Ma c'era un pensiero che la assillava. Un pensiero che si presentava ogni volta che si rendeva conto di non valere nulla per il mondo.
Sarebbe stata punita con la morte. Lei non faceva mai niente per il prossimo, la sua vita non aveva un senso e prima o poi lei sarebbe morta perché era inutile. Lei era una preda indifesa. Non aveva amici che la rassicuravano.
Non aveva parenti che la proteggevano. Era sola e disarmata di fronte alla morte.
Stava impazzendo. Sognava spesso come sarebbe potuta morire, sognava di spegnersi sola, senza nessuno che la piangesse, ed era giusto perché era un'anima inutile. Uno sbaglio. Un enorme errore. E gli errori vanno cancellati.
Quella sera Kathleen era diversa. Non era la solita paurosa e paranoica orfana di Brooklyn. Tutto grazie all'inaspettato arrivo di un ragazzo all'ufficio dell'avvocato.
Mark.

Era arrivato prima che lo studio aprisse quella mattina. Aveva aspettato per mezz'ora nella fresca aria mattutina degli autunni di New York. Stava per tornare a casa per poi ripassare nel pomeriggio quando una ragazza sulla ventina si avvicinò al portone dell'ufficio che dava sulla strada.
Era carina
Aveva i capelli color nocciola raccolti in uno chignon alto. Una morbida sciarpa di lana le cingeva il collo e un lungo cappotto grigio la avvolgeva facendola sembrare più alta di quanto fosse.
La segretaria, suppose, aprì la porta con una piccola chiave dorata.
Mark tossí per richiamare l'attenzione e la ragazza si voltò.
Aveva un sorriso spento sulle labbra, quasi forzato. Le lentiggini sembravano sbiadite dalla tristezza che emanavano i suoi occhi castani.
Si presentò, e lo fece entrare.
Kathleen. Un nome grazioso.
Mark aveva bisogno di parlare con il suo avvocato di una faccenda successa pochi giorni prima.
Stava tornando a casa da un sabato notte passato con i suoi due unici amici. Era a piedi perché non guadagnava abbastanza per sostenere i costi di una macchina.
Mancava mezzo kilometro a casa sua quando sentì un lamento in una strada chiusa adiacente alla strada principale che stava percorrendo. Si girò e si incamminò nella via. In un angolo buio un vecchio barbone stava morendo.
Si capiva dal respiro rauco e pesante. Il vecchio cercava aiuto. Mark voleva aiutarlo ma qualcosa lo teneva fermo, attratto dalla visone di una persona morente. Voleva vedere come si muore. Il vecchio continuò con quei versi per 5 minuti. La vista di Mark si fece fioca e soffusa. Presto altri ragazzi arrivarono e soccorsero il senza tetto. Mark rimase fermo, immobile ad osservare la morte che si impossessava del vecchio.
Alla fine il barbone morì e Mark si ritrovò alle 6 di mattina in questura. Decise di fidarsi della ragazza e raccontarle il fatto accaduto.
Al termine del racconto di Mark, Kathleen tacque.
Cambiò discorso. Parlarono del più e del meno fino all'arrivo dell'avvocato. Risero e si conobbero. Passarono la pausa pranzo insieme e i due piano piano stavano accettando il fatto che si piacevano a vicenda.

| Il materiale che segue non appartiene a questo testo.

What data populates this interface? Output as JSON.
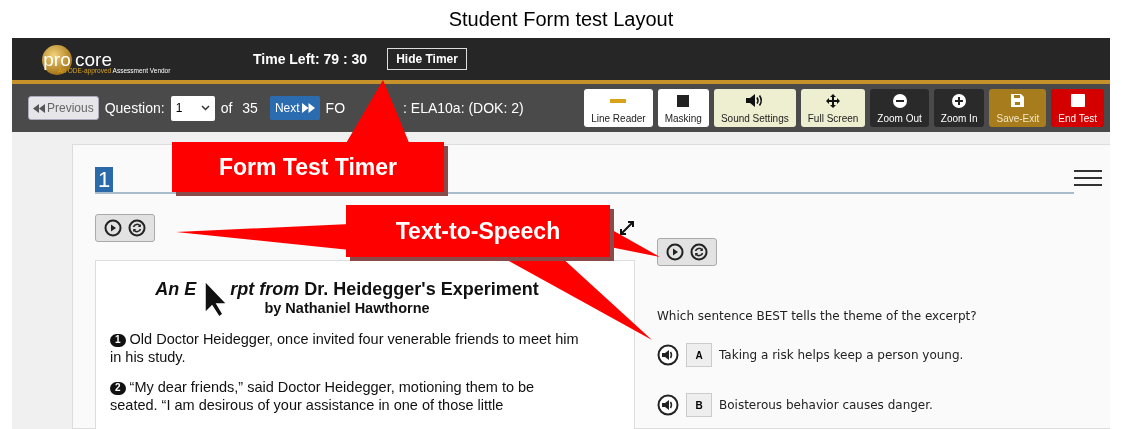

Ricordando la giornata appena trascorsa Kathleen sorrise istintivamente. Quel sorriso non durò molto. Subito il suo punto debole, il suo pensiero fisso si manifestò.
Lei non meritava di essere felice. No. Non aveva mai reso nessuno felice e di conseguenza lei non doveva essere felice.
Sciolse lo chignon e si sfilò il cappotto.
Entrò in bagno e aprì l'acqua calda. Chiuse il tappo della vasca e si spogliò.
Rimase ad osservare ipnotizzata l'acqua che scorreva velocemente fuori dal rubinetto. Voleva che fosse così. La sua morte. Veloce e indolore. Sarebbe scivolata dalla vita alla morte velocemente. Il tempo di sussurrare un addio.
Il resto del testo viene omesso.